Payment Myths ISO’s have expressed concerns about the threat of cash backs to ISO ATMs. According to a UK report called Payment Myths, about cash and other kinds of payments in the UK, from the respected APACS organization it was quite encouraging regarding ATMs being much stronger than cash backs.
- In 2006, UK consumers withdrew £7.2 billion in cash backs compared to £180 billion in ATM withdrawals
- The average value of a cash back transaction is £25 compared to £65 for an ATM withdrawal
- In 2006 only 1 in 6 UK adults took advantage of the cash back service using their debit card
- On average regular users of cash back in the UK make 35 cash back withdrawals in a year, averaging about £17 a week, compared to consumers using cash machines an average of 78 times in a year withdrawing £100 per week from ATMs
- Major supermarkets with their own branded ATMs on-site attach a low priority to promoting the cash back service
Perhaps the best counterattack is to allow retailers to brand the ATMs on-site with their own brands so they lose interest in offering the cash back service, wanting more ATM transactions.
Also, Mike Lee, CEO of ATMIA provided a presentation during the New Orleans event on Forecasting the Future of Cash: Separating Fact from Myth, showing the following:
- Debit card transactions and e-commerce are growing rapidly, check usage is declining significantly and cash usage is increasing in expected and unexpected places!
- It is not possible for any one technology designed to be a substitute for cash, on its own, to successfully mimic all the qualities of cash. There is no one “magic” substitute for cash. Cash is much more than a payment means.
- Cash as a public asset, issued by central banks, is the only payment method and form of money still under the authority of the state. Taking cash out society may be tantamount to the privatisation of part of the money supply and monetary policy, a “realisation” of money production and supply potentially a recipe for liquidity crises, price wars and financial instability.
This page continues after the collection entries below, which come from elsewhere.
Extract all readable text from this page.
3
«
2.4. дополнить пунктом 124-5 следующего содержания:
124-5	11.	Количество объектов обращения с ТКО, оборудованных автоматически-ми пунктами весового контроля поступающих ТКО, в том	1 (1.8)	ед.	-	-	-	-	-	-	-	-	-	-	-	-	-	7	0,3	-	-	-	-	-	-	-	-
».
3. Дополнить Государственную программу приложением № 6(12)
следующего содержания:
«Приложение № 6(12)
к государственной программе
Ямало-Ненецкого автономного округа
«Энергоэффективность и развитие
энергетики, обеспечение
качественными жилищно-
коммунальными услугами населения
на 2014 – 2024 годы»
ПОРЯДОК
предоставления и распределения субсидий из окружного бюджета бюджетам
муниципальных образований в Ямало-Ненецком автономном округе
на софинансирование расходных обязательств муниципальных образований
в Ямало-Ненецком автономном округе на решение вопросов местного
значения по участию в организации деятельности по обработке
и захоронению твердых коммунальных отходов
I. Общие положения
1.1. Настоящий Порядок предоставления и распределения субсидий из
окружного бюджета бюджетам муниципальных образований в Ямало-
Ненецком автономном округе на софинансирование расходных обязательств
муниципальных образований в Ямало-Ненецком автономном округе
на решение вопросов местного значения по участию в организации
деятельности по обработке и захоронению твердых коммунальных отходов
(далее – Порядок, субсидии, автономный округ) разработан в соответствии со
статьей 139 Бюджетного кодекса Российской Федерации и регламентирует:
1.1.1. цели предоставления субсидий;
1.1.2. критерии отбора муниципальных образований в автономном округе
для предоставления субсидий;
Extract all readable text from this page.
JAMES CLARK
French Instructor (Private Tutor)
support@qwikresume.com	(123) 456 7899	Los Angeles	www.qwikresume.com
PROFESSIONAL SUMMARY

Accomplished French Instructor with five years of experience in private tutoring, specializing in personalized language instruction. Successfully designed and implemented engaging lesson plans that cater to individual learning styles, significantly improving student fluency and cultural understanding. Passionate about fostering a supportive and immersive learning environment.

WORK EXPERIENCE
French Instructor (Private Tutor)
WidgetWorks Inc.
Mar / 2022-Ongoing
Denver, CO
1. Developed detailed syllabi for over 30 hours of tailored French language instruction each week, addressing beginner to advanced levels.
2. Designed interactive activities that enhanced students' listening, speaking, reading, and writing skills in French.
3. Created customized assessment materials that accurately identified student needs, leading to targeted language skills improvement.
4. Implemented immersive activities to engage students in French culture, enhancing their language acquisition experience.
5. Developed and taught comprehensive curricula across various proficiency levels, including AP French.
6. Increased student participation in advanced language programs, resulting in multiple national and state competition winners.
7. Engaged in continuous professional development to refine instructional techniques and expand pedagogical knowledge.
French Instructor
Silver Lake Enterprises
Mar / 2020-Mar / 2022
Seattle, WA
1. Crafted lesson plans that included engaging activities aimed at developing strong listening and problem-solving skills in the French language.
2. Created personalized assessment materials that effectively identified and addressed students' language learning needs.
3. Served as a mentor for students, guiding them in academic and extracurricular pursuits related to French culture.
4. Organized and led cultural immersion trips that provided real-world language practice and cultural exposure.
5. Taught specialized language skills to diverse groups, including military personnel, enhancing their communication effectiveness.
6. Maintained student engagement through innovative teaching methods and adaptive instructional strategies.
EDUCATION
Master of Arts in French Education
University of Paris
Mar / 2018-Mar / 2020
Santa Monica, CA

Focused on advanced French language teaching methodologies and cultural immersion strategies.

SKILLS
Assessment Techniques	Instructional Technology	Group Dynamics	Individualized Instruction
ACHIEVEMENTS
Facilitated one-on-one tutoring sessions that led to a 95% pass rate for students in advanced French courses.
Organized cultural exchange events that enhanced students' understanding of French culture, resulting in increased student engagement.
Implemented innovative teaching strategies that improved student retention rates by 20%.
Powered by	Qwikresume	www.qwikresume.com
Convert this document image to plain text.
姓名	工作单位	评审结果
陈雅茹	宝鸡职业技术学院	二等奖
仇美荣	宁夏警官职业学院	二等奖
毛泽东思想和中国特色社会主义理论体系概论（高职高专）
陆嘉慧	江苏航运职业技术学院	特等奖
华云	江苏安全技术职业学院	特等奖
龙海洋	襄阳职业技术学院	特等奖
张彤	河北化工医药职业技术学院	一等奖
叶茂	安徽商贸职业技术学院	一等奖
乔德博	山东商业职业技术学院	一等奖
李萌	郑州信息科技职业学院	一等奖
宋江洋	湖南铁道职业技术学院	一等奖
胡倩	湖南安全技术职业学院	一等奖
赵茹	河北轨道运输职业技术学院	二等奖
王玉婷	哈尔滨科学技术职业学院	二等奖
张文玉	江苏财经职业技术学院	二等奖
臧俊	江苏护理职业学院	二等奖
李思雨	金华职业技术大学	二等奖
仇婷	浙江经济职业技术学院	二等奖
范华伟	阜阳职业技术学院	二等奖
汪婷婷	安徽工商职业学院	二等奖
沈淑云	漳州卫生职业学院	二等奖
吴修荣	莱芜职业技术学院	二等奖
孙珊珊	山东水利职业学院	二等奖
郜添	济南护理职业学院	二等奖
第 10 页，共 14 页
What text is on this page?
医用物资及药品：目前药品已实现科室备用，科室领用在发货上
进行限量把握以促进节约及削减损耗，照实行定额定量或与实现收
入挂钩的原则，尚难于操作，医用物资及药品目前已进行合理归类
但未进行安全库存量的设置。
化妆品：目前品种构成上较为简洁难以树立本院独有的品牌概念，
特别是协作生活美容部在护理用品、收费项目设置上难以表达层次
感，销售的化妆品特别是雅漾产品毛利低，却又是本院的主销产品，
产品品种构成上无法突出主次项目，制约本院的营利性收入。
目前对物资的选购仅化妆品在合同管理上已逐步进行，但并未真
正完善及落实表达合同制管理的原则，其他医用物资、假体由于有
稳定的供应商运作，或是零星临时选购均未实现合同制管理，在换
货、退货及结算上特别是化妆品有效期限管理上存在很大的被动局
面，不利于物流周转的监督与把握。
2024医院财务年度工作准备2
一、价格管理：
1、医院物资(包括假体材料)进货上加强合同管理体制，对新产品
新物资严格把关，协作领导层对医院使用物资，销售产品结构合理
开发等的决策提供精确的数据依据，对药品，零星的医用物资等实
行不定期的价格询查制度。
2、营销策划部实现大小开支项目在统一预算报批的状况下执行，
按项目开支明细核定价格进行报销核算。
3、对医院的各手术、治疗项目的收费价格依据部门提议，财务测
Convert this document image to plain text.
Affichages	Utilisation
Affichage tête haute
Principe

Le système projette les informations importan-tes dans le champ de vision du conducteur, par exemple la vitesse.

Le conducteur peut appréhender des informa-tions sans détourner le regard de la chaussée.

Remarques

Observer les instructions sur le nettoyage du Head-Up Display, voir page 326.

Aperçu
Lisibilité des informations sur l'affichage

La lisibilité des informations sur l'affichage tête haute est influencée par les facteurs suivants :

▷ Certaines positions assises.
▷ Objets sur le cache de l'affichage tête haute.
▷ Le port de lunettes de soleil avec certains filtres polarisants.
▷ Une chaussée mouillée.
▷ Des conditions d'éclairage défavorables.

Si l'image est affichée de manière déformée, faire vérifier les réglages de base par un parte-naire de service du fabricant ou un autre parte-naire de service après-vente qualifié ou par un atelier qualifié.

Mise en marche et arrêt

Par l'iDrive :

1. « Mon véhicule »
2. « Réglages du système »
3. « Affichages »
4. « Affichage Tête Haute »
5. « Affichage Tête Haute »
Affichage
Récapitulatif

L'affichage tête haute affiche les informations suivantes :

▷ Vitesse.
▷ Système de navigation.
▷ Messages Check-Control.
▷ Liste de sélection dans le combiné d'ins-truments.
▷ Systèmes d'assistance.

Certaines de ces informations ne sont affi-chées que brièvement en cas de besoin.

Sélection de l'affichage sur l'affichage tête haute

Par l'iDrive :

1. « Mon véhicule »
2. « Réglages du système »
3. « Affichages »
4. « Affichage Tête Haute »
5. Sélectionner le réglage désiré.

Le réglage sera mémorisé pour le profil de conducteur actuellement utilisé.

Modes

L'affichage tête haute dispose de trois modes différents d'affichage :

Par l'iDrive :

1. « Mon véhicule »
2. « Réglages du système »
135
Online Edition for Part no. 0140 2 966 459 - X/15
- The check, first used extensively in Holland in the early 1500s, was invented to be a cash substitute. In 5 centuries it has failed to displace cash as the # 1 payment means. Now it is in retreat. Then the credit card was invented in New York in the 1950s, again to substitute for cash. In five decades, it has failed to replace cash. If cash is still standing in the # 1 position after sustained attacks from the mighty check and mighty credit card what on earth can topple cash?